The No. 3 U.S. health insurer's quarterly profit beat analyst expectations, but it reported higher-than-expected medical cost trends for plans serving employers, mainly due to expenses tied to the H1N1 flu and COBRA insurance for Americans who lost their jobs.

Goldman Sachs analyst Matthew Borsch called the quarter a "mixed bag" with the earnings beat countered by the increase in medical cost trends and an implied weak fourth quarter.

Net income rose to $326.2 million, or 73 cents per share, from $277.3 million, or 58 cents per share, a year earlier, when Aetna realized huge investment losses stemming from the credit crisis.

Excluding items, earnings of 69 cents per share were 3 cents ahead of the analysts' average estimate, according to Thomson Reuters I/B/E/S.

Revenue rose 14% to $8.72 billion.

Aetna follows large insurers WellPoint Inc. and UnitedHealth Group Inc. in posting a better-than-expected third-quarter profit.

But shares of U.S. health insurers are trading at rock-bottom valuations over concerns a health system overhaul under debate in Congress will dramatically undercut their business.

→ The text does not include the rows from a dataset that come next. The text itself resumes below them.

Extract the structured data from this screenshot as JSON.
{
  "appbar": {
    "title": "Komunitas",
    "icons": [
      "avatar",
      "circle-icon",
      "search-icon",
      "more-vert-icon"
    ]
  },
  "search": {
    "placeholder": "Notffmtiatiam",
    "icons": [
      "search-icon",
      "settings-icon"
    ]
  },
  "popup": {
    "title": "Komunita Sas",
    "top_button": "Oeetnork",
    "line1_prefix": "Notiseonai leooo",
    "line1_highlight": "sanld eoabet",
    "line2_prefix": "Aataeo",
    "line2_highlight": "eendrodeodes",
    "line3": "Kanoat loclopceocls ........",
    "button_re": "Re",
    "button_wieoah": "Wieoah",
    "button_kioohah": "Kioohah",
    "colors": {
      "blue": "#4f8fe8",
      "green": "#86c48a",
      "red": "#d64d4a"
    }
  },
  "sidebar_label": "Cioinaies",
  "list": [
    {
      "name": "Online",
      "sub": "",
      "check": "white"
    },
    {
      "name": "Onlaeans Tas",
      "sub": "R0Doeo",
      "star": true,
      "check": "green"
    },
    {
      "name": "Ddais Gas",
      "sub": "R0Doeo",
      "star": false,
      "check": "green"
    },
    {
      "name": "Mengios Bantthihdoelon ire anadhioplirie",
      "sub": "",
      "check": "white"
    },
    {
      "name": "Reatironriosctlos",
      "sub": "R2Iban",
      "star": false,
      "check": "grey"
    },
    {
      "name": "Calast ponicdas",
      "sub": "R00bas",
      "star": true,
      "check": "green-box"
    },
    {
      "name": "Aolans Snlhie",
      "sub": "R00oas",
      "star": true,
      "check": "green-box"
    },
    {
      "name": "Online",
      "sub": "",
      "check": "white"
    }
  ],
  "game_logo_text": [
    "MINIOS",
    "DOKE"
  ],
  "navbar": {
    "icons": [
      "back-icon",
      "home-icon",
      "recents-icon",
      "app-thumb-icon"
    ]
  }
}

Aetna's enrollment stood at 19.03 million at the end of September, up 8% from a year ago, but down slightly from the end of June.

In its commercial plans, the company spent 85.6% of its premium revenue on medical costs, compared with 80.3% a year earlier. Aetna had targeted a range of 84% to 85% for the second half of 2009.

Flu and COBRA expenses also led rival insurer WellPoint on Wednesday to project higher medical expenses for the year.

Aetna forecast full-year operating earnings of $2.75 per share. In July, it forecast a range of $2.75 to $2.90. Analysts looked for $2.86.

The company had already lowered its 2009 outlook twice during the year, citing higher-than-projected medical costs.